Automatically resolve upstream dependencies locally with settings.gradle from remote dependencies declaration

Is it possible to have gradle search for dependencies locally with what is specify in the settings.gradle before going to the remote repositories event if we specify a remote dependency (not with project)?

The use case for this is suppose you need to work on several project that depend on each other, you want that if you compile a certain project, it should go and build it’s dependencies that is specify in settings.gradle and use the resulting artifact since it will be the real latest integration version (since you just build it).

If this is not possible how should you work with project that depend on each one? I have the feeling that having to build each one and publish an artifact individually could be error prone for the developer.

This isn’t something that Gradle provides out-of-the-box today, but it likely will in the future. To some extent, you can script it yourself (but it requires some effort). The alternative is to build all projects locally (i.e. use only project dependencies). Due to Gradle’s incremental build capabilities, the latter often works out fine.

I’m happy that you confirm that it will be provided in the future. As for the project only dependencies, the only catch to that is that I also want to have a CI like Jenkin that build each project individually (and deploy then inside a repository). If a developer needs to work on a project subset, he should just need to checkout and use a setting.gradle script to create a multi-project. All the other project that he didn’t checkout should be fetch from the external dependencies. Does that make any sense or should I revise my build logic.

It’s certainly one way to work. Another (which is easier to accomplish with Gradle today) is to have a single CI build and have every developer check out everything. Gradle’s incremental build often makes this more feasible than it sounds, and it avoids quite some complexity (inconsistent snapshots etc.).

I was hopping to avoid checking out the entire source tree for developing but it still goes into the right direction. Thanks a lot!

Out of curiosity, what would be the step to accomplish in order to script the initial question in Gradle? Just as a guideline for anyone who might wondering how to do it and have lots of time on there hands.

Thanks a lot!

See https://github.com/pniederw/elastic-deps for a proof of concept that gets artifacts of projects which aren’t checked out from a repo.

I’m still pretty new to Gradle but your elastic-deps is brilliant and easy to do! Thanks a lot!

We are also already doing this, via a workspace plugin that is handling local vs. remote dependencies.

In our case we add a dependency between the task that unpacks a dependency on the task that uploads an artifact to the repo. This then assumes that we let the project be its own beast and that we use the same mechanism as if you would have been working on the projects independently.

In other words, we always go via the repo to fetch a dependency.

Peter, your way is perhaps a more elegant way of doing it, but it assumes that there is a settings.gradle that contains all components that could be locally found. In our case we generate that when a component is cloned into the workspace (via our plugin). Good to know there is another way to do it though.
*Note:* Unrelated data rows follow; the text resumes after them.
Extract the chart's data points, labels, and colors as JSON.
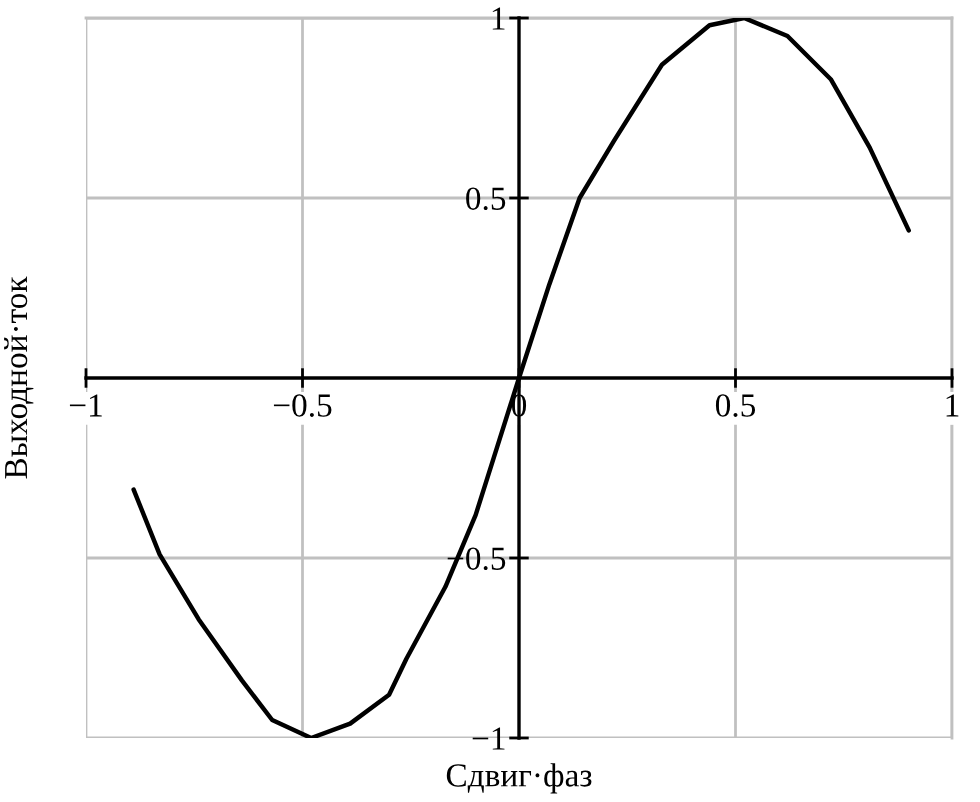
{
  "chart_data": {
    "type": "line",
    "xlabel": "Сдвиг·фаз",
    "ylabel": "Выходной·ток",
    "x": [
      -0.89,
      -0.83,
      -0.74,
      -0.64,
      -0.57,
      -0.48,
      -0.39,
      -0.3,
      -0.26,
      -0.17,
      -0.1,
      -0.05,
      0,
      0.07,
      0.14,
      0.22,
      0.33,
      0.44,
      0.52,
      0.62,
      0.72,
      0.81,
      0.9
    ],
    "series": [
      {
        "color": "#000000",
        "values": [
          -0.31,
          -0.49,
          -0.67,
          -0.84,
          -0.95,
          -1.0,
          -0.96,
          -0.88,
          -0.78,
          -0.58,
          -0.38,
          -0.19,
          0,
          0.26,
          0.5,
          0.66,
          0.87,
          0.98,
          1.0,
          0.95,
          0.83,
          0.64,
          0.41
        ]
      }
    ],
    "xlim": [
      -1,
      1
    ],
    "ylim": [
      -1,
      1
    ],
    "xticks": [
      {
        "value": -1,
        "label": "−1"
      },
      {
        "value": -0.5,
        "label": "−0.5"
      },
      0,
      0.5,
      1
    ],
    "yticks": [
      {
        "value": -1,
        "label": "−1"
      },
      {
        "value": -0.5,
        "label": "−0.5"
      },
      0.5,
      1
    ],
    "grid": true
  }
}
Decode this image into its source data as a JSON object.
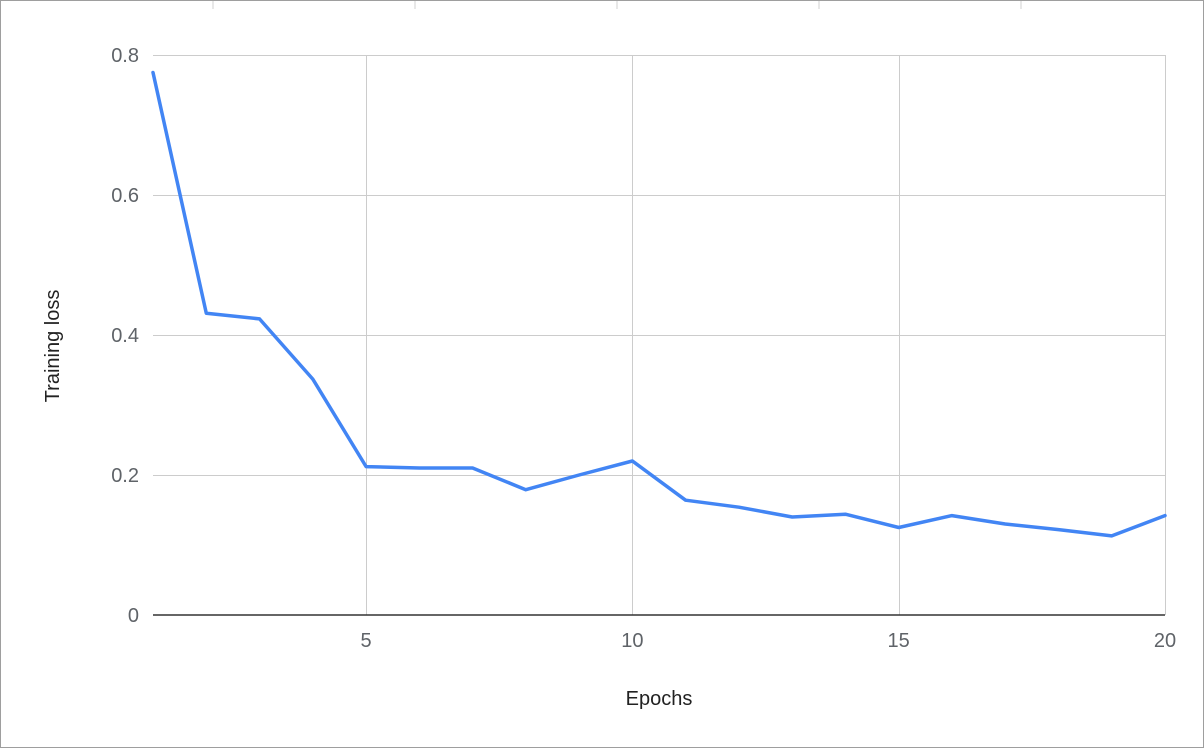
{
  "chart_data": {
    "type": "line",
    "title": "",
    "xlabel": "Epochs",
    "ylabel": "Training loss",
    "xlim": [
      1,
      20
    ],
    "ylim": [
      0,
      0.8
    ],
    "x_ticks": [
      5,
      10,
      15,
      20
    ],
    "y_ticks": [
      0,
      0.2,
      0.4,
      0.6,
      0.8
    ],
    "x_tick_labels": [
      "5",
      "10",
      "15",
      "20"
    ],
    "y_tick_labels": [
      "0",
      "0.2",
      "0.4",
      "0.6",
      "0.8"
    ],
    "grid": true,
    "legend": "none",
    "series": [
      {
        "color": "#4285f4",
        "x": [
          1,
          2,
          3,
          4,
          5,
          6,
          7,
          8,
          9,
          10,
          11,
          12,
          13,
          14,
          15,
          16,
          17,
          18,
          19,
          20
        ],
        "y": [
          0.775,
          0.431,
          0.423,
          0.337,
          0.212,
          0.21,
          0.21,
          0.179,
          0.2,
          0.22,
          0.164,
          0.154,
          0.14,
          0.144,
          0.125,
          0.142,
          0.13,
          0.122,
          0.113,
          0.142
        ]
      }
    ]
  }
}
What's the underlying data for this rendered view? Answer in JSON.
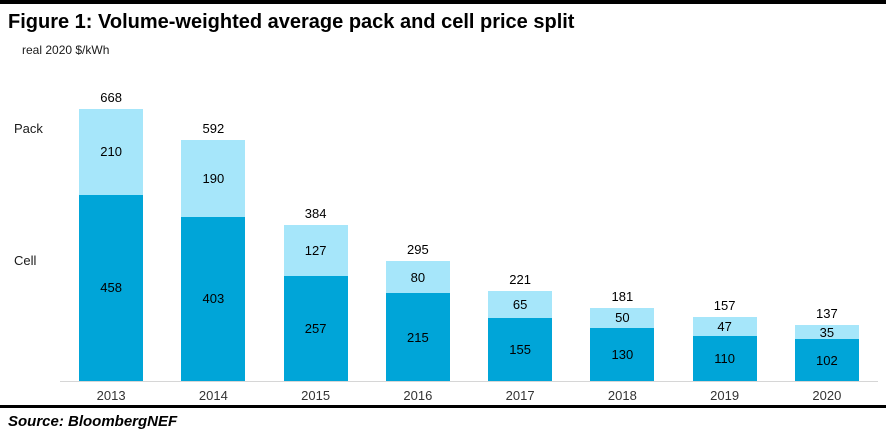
{
  "figure": {
    "title": "Figure 1: Volume-weighted average pack and cell price split",
    "unit_label": "real 2020 $/kWh",
    "source": "Source: BloombergNEF"
  },
  "axis_side_labels": {
    "pack": "Pack",
    "cell": "Cell"
  },
  "chart_data": {
    "type": "bar",
    "stacked": true,
    "title": "Figure 1: Volume-weighted average pack and cell price split",
    "ylabel": "real 2020 $/kWh",
    "xlabel": "",
    "ylim": [
      0,
      700
    ],
    "grid": false,
    "legend_position": "left-side-inline",
    "categories": [
      "2013",
      "2014",
      "2015",
      "2016",
      "2017",
      "2018",
      "2019",
      "2020"
    ],
    "series": [
      {
        "name": "Cell",
        "color": "#00a5d8",
        "values": [
          458,
          403,
          257,
          215,
          155,
          130,
          110,
          102
        ]
      },
      {
        "name": "Pack",
        "color": "#a6e6fa",
        "values": [
          210,
          190,
          127,
          80,
          65,
          50,
          47,
          35
        ]
      }
    ],
    "totals": [
      668,
      592,
      384,
      295,
      221,
      181,
      157,
      137
    ]
  }
}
I have a need for this too. I was able to figure it out. Here is my solution:

https://gist.github.com/vangorra/c1383c355ce8fe56adf8

Thanks Robbie for the post!

We are starting to apply the gradle at work, we also have the need to do this, it is actually a must-have, it would be really nice to have this ability out of the box for Gradle.

We are currently on Gradle 1.11.

We already do this to and have moved our implementation into gradle (we’ve used several build systems). basically, we always have a build number in our versions. Our CI builds use the standard build number from the CI job (Jenkins in our case). Any local builds always use a timestamp. Because the timestamp as a build number is always larger than the CI build number, local builds always take precendence.

There’s a couple clunky things with this implementation. The main one is that for ease of use, we always pad the CI buildnumbers with zeros so they are 14 digits like a timestamp. This makes handling the artifact nomenclature standard so that regexes in a few spots can be simple.

I like several of the ideas put forth above and look forward to built in support of local vs. remote artifacts in Gradle in the future.